Documents seen by The Independent show that in September 2003 a Belgian court sentenced the man to four years in prison for the use of false documents and association with terror suspects. Yet less than a year later Home Office papers reveal that the Moroccan, who was born in Rabat, was in Britain and had been granted leave to remain in the UK by the British Government.
The Home Office document, dated 4 November 2004, says: “It has been decided that the Secretary of State’s discretion should be exercised in your favour and you have been granted limited leave to remain in the United Kingdom for a reason not covered by the Immigration Rules.”

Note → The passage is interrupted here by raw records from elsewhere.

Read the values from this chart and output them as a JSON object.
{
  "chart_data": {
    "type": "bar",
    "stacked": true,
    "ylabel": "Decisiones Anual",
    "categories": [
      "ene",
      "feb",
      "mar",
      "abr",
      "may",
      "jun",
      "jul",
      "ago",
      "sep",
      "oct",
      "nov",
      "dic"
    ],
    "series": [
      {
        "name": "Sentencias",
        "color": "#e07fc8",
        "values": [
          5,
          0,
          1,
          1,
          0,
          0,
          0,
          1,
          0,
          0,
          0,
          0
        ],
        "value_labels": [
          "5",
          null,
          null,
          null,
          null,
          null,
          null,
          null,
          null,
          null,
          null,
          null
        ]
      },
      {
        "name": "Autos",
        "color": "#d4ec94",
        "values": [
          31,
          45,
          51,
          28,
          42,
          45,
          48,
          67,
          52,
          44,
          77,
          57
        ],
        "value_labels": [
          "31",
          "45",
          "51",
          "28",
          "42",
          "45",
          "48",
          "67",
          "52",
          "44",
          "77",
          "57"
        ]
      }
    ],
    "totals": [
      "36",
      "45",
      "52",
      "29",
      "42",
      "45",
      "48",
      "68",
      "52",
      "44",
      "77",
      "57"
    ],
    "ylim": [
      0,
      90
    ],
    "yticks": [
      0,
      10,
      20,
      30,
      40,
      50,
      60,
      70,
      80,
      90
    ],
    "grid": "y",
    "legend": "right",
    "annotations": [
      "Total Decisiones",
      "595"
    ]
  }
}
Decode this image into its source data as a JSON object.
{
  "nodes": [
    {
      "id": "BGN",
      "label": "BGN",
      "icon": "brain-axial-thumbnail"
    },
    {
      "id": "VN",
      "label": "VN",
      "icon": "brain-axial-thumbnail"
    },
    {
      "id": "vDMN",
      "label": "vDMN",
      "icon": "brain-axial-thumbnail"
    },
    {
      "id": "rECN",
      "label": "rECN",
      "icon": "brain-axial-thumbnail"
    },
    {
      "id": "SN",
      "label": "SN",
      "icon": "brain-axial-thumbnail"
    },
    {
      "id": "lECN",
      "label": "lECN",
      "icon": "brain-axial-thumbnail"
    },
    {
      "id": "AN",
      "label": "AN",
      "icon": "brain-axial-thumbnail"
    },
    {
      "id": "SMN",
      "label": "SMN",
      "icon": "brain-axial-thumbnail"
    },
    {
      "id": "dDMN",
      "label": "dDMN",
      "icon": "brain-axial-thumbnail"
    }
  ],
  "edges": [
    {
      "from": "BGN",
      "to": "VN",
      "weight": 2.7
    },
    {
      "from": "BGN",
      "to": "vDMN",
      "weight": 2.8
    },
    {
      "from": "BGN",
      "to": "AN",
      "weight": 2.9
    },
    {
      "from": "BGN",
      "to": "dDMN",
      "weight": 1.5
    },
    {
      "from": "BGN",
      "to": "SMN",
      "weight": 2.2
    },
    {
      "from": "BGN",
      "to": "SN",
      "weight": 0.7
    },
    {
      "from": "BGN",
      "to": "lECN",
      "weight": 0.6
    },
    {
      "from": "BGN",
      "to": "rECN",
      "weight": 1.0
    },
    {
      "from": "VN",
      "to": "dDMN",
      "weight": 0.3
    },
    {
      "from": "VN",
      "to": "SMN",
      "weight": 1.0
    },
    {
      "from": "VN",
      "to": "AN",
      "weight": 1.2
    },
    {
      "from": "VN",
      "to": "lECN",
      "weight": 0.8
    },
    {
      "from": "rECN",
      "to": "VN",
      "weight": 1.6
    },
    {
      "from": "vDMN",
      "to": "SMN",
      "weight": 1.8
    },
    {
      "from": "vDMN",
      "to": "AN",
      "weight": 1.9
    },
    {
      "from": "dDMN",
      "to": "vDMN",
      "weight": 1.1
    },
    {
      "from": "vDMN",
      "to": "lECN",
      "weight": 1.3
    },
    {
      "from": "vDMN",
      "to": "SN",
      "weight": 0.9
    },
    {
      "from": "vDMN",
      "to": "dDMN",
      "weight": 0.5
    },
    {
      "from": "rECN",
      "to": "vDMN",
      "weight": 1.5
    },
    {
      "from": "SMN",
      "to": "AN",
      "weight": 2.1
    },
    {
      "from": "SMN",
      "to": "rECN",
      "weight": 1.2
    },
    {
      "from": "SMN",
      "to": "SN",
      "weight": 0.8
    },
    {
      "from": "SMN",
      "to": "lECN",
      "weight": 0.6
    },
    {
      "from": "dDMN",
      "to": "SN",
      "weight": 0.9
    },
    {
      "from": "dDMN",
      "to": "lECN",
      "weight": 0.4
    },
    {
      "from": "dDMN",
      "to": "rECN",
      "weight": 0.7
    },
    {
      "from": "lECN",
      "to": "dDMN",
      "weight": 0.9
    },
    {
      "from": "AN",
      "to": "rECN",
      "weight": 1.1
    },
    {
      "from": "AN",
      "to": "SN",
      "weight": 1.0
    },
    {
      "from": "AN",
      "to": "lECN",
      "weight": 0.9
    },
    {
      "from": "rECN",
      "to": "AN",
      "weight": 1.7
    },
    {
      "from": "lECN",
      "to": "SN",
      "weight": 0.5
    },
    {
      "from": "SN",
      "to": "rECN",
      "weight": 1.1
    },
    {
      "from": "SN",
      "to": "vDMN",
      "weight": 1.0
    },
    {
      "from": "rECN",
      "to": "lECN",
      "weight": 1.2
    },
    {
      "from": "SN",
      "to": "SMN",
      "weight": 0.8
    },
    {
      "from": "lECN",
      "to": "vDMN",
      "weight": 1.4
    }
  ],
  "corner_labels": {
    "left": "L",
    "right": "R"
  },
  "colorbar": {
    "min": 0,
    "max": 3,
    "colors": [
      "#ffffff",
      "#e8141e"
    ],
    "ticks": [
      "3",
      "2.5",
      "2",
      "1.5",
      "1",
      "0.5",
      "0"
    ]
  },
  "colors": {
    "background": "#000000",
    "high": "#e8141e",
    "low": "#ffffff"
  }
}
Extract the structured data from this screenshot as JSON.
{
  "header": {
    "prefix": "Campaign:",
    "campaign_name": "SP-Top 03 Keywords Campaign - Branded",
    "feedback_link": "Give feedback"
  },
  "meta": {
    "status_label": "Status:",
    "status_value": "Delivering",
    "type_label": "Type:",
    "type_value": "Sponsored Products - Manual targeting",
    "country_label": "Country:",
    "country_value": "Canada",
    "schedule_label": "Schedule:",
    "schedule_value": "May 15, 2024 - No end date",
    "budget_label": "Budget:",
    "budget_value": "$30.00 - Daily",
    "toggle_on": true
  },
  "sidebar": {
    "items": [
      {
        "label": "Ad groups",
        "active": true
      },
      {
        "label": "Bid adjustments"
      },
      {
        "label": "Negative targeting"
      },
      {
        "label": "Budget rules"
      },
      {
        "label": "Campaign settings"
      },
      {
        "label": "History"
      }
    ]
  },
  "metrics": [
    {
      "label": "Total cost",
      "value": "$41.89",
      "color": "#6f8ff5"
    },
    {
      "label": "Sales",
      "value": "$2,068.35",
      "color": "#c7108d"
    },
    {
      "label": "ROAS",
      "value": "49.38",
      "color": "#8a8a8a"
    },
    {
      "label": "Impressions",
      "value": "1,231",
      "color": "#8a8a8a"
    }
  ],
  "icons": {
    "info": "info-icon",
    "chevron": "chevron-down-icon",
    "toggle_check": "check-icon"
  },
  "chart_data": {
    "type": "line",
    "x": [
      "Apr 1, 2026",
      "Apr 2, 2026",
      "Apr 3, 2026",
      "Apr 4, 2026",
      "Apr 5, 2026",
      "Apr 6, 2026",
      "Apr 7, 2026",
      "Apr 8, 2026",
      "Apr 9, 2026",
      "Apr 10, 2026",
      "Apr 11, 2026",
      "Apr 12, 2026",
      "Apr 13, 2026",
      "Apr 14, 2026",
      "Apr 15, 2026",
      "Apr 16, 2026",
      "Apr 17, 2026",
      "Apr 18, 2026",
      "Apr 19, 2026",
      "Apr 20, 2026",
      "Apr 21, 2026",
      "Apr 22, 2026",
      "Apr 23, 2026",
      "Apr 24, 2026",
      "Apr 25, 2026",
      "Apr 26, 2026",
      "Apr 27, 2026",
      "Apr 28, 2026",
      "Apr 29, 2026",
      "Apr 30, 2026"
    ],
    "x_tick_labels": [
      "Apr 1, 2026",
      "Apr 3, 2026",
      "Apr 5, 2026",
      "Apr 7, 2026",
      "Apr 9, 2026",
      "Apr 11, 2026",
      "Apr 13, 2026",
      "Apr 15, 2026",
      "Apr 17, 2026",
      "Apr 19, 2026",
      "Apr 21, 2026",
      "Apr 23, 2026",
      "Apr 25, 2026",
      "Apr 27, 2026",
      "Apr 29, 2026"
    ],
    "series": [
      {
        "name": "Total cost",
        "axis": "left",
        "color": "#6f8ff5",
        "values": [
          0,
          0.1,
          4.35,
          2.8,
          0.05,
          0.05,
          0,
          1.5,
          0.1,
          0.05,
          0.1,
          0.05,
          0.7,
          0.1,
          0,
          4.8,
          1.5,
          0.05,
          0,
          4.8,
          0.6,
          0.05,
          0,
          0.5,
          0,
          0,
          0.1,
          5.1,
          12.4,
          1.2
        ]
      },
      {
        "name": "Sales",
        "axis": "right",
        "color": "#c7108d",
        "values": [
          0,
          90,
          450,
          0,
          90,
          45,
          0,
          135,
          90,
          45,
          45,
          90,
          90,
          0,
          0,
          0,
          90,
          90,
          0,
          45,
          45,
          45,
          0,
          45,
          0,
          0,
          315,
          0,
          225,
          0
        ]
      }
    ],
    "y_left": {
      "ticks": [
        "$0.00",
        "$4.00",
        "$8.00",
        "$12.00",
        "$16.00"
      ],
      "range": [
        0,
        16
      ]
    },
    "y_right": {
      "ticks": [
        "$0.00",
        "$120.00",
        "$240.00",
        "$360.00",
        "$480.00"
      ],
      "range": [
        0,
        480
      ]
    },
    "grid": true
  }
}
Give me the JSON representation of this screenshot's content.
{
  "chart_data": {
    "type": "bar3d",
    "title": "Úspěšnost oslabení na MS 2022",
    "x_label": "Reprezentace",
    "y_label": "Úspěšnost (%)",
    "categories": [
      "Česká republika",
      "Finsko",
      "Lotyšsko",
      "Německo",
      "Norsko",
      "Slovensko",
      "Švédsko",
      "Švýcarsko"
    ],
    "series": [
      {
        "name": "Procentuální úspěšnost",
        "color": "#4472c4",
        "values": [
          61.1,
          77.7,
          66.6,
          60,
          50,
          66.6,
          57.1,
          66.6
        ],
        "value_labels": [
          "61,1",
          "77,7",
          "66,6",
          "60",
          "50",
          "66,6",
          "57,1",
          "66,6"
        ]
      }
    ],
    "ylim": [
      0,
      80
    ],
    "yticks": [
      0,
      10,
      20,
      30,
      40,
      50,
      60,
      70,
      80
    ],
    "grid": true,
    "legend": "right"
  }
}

The case is the first evidence of a UK-based rendition recruitment programme operated by the Security Service after the 11 September attacks on America. Until now, Britain’s involvement in the practice appeared to be limited to providing assistance to American renditions.
In an interview with The Independent, the man’s Belgian lawyer, Christophe Marchand, said that the rendition took place while the suspect was waiting to appear before the central criminal court in Brussels in relation to his appeal.
Mr Marchand, Belgium’s foremost defence attorney and author of the book European Trends on the War on Human Rights, said his client, then 23 years old, had been questioned by MI5 agents in Forest Prison in Brussels where he had been detained without trial and held in solitary confinement for more than two years. During his later interrogation and detention at an MI5 safe house 40 minutes from central London, the man did not have access to a lawyer.
Last night MPs and human rights groups said the case illustrated the extent of Britain’s illegal role in the war on terror. Andrew Tyrie MP, chairman of the All Party Parliamentary Group on Extraordinary Rendition, said: “If it were to turn out that this man had been transferred to the UK against his will and against due legal process, we should well be concerned. Stories such as this underline the need for an inquiry to get to the bottom of what happened after 11 September.”
Clive Stafford Smith, director of the legal charity Reprieve, said: “We simply cannot be in the business of snatching people from foreign countries without any legal process. Why have we fought for the rule of law for all these decades if it is simply to be ignored when the Security Services decide it is not convenient to let judges into the debate?”